For a more retro flair, check out either the Dan Henry 1964 Gran Turismo or the Alpha Daytona, both of which have panda dial variations available.
The Dan Henry 1964 Gran Turismo is yet another meca quartz movement, with a ticking second hand and sweeping chronograph timekeeping hand.
The Alpha Daytona, on the other hand, is completely mechanical and runs on a Seagull movement, the same one used in the very classic Seagull 1963 chronograph.
It’s a pretty awesome movement, and considering the price is about the same as the Neo70s, you do need to decide what you value more. Do you prefer the beautiful aesthetics and unique design of the Orient Panda? Or do you prefer to have a watch with a fully mechanical movement?
- Solar meca-quartz movement combines accuracy and a large power reserve of a quartz watch, but the smooth second hand of a mechanical.
- Great looking watch with a relatively original design, even though it is clearly inspired by many classic chronographs.
- The case finishing is superb for the price.
- Reasonably priced.
- Looks great on a huge variety of straps. Seriously, this thing is a strap monster.
- 100m water resistance. Nice!
- Unique color offering. Creamy white dials are rare, especially in modern affordable watches.
- Hard to find and seems to go in and out of stock.
- 42mm diameter is a tad too large for my personal preference.
- The included bracelet could be a bit more solid and substantial.
- Mineral crystal. Sapphire would’ve been amazing.
- Oddly placed and recessed date window. The white of the date window contrasting with the creamy dial might also be a turn off for some. It’s also a bit too small.
I think the Orient Neo70s Panda Chronograph WV0041tx is one of the best panda dial chronographs on a budget.
It’s a very well built and well-finished watch, of which, I’d expect nothing less from the Orient brand.
It retains some style cues from some iconic watches with hints of Rolex Paul Newman Daytona and Omega Speedmaster to an extent but still manages to implement a completely new take on the style.

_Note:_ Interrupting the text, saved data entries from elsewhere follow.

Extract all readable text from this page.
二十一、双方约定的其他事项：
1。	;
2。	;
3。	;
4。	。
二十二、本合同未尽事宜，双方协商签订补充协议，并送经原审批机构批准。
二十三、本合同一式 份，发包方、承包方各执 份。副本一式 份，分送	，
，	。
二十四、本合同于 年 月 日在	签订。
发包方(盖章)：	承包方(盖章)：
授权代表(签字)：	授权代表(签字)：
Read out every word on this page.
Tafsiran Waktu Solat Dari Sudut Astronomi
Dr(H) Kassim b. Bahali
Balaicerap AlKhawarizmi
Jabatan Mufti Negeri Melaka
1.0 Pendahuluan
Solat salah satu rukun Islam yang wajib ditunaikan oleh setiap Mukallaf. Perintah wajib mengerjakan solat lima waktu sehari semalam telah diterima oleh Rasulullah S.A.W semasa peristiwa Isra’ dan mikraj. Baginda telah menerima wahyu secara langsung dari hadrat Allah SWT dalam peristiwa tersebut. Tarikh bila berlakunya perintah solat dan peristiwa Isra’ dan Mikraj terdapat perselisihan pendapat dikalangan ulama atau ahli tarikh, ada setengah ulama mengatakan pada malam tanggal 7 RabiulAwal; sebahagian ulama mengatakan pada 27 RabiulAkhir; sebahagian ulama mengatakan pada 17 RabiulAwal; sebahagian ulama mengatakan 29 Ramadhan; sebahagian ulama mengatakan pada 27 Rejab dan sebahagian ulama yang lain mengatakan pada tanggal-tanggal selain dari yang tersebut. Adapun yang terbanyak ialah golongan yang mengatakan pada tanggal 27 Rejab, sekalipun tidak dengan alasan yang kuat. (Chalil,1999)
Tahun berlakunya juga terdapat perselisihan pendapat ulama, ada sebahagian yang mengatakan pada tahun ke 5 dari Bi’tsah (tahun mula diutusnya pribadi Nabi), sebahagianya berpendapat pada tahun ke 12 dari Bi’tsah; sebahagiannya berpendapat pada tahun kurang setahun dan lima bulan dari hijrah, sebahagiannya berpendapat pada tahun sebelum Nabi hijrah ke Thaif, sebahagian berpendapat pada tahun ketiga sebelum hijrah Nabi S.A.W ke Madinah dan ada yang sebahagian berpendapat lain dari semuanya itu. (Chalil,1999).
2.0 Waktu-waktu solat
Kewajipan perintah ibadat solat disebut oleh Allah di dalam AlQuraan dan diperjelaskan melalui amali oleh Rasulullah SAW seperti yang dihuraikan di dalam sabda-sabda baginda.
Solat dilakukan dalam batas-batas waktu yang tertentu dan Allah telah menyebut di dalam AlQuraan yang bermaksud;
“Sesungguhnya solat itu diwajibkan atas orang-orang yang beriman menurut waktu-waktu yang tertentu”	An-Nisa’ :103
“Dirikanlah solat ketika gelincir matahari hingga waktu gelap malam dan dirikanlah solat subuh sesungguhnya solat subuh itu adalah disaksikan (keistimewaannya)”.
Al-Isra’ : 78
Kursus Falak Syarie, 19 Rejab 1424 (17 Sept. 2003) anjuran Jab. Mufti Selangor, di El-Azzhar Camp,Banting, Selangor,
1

It has a very 70’s flair, with a modern twist and sizing, that makes it perfect for the new-retro watch lover.
The dimensions could be a touch smaller, but it is wearable enough that almost anybody with wrists larger than let’s say 6 3/4″ will have a great time wearing this watch. If your wrist is smaller, it might be worth it to give this watch a second consideration, as at 42mm in diameter, it’s not the most wearable for those with small wrists.
The solar meca quartz is of course not the first choice for the mechanical watch enthusiast, but it’s rare to find a fully mechanical chronograph in this price range.
Not to mention, the accuracy and large power reserves of a solar-quartz watches are convenient to have, even if they aren’t the most exciting. Of course, a bit of that is relieved with the smooth sweep of the chronograph second hand, giving you that feeling of a mechanical chronograph, without actually having to deal with the hassle and costs of servicing a mechanical chronograph (which can sometimes be quite costly).
Overall, I think the Neo70s offers lots of great value for your money, with a few other options in the price range, but none quite as original as the Neo70s.